I really think that the most of your musical growing can be done if you play/practice with somebody else, rather than playing alone, or even just playing in a band without taking the time to interact with your band-mates.
I hope you enjoy my little history and I hope it can be useful to others to encourage themselves to find the way to play/practice with somebody else, just for the fun to do it.
From Mark, Guitar Noise reader in Florida:
Thanks for all the work you do getting the newsletter out each week – it’s always the first thing I read right after the coffee and Sunday Paper is done!
Regarding getting musicians together: I work at a large company’s corporate headquarters with about twelve hundred people working locally. I posted a free little ad in our on-line “Marketplace,” a sort of classified ads for employees. The ad simply asked for replies from folks interested in getting together once a month for some “open-mike” style jamming.
I received fifteen replies! I arranged to use some meeting space at work for a couple of hours, once a month. I got a real kick out of the diversity of talents, influences, skills, etc. that everyone brought. Coolest of all was jammin’ with a mailroom guy, a couple of directors, a vice president, and a few of us “regular middle” guys!
The routine was basically to play a couple of regular songs we worked out, then we’d go around the circle taking turns either playing a song of choice or pointing to another musician to play a specific song of the choosers wish. And everyone would join in!
We had a great time for about six months, but we have been on hiatus since the Florida Hurricanes in August-September (the state of Florida, as well as other places, was hard hit by numerous hurricanes between August and October of 2004 – DH). We do think that it’s high time to get the Music Club cranked up again!
From Paul, Guitar Noise reader in Ohio:
A special experience, but first a little background: Each Christmas I make a CD for a handful of friends with some of my favorite songs. One of the recipients is my neighbor who is the pastor of a small church. I’ve played a handful of times at his church when they’ve been short on musicians. That they ask me to play is evidence of how short they can get, since I’ve not been playing very long. Anyway, the experience is nice, though we’re not exactly playing my favorite songs. But two weeks ago on my birthday, my neighbor asked me to bring my guitar over to his house after the Sunday service because the church pianist wanted to look at it. I wasn’t sure why, but I took it over.
When I got there, the keyboardist, lead guitarist, vocalists and my neighbor (who plays bass as well as being a pastor!) were all there. He had worked out the chords and lyrics to a half dozen of the songs off my Christmas CD, including songs by Lucinda Williams, Gordon Lightfoot, the Jayhawks, Old 97s, etc. He had passed the CD around to everyone so they could get familiar with them. We then proceeded to have a couple of beers and play “my” songs.

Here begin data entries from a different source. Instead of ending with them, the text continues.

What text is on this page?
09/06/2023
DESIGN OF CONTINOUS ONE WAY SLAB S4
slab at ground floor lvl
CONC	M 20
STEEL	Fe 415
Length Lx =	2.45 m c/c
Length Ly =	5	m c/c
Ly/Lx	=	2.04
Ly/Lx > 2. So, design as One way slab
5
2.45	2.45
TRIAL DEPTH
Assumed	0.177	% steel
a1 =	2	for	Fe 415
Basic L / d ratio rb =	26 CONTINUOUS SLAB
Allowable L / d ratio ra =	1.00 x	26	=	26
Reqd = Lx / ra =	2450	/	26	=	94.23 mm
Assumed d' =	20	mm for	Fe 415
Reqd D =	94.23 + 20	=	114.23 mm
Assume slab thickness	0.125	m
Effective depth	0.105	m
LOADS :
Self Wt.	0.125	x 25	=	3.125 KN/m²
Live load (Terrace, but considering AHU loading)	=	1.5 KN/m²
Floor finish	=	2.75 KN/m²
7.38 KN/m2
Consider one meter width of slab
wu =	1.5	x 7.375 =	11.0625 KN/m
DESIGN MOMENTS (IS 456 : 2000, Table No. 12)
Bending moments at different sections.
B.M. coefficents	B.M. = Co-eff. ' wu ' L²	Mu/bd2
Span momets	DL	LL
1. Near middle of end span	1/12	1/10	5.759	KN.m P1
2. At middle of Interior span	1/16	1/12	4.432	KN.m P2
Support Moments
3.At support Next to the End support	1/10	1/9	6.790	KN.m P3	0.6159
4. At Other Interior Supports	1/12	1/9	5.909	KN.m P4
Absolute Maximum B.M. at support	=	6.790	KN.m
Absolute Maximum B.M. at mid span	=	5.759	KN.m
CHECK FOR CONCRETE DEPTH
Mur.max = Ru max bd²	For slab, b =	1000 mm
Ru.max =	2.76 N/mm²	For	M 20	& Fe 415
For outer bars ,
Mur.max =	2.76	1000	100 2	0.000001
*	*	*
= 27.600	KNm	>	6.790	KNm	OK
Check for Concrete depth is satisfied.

It was so cool to play songs I like and have them come alive. Plus, we got instant feedback from the family and friends who were listening. When we play at church, you don’t get applause. This was a first for me. We had so much fun that we’re going to do it regularly and plan to have some small “concerts” in our cul-de-sac this summer. I can’t wait!
I can attest that playing with others really helps two ways – it improves your playing AND it lets you know that yes, you can make music. What more could you want?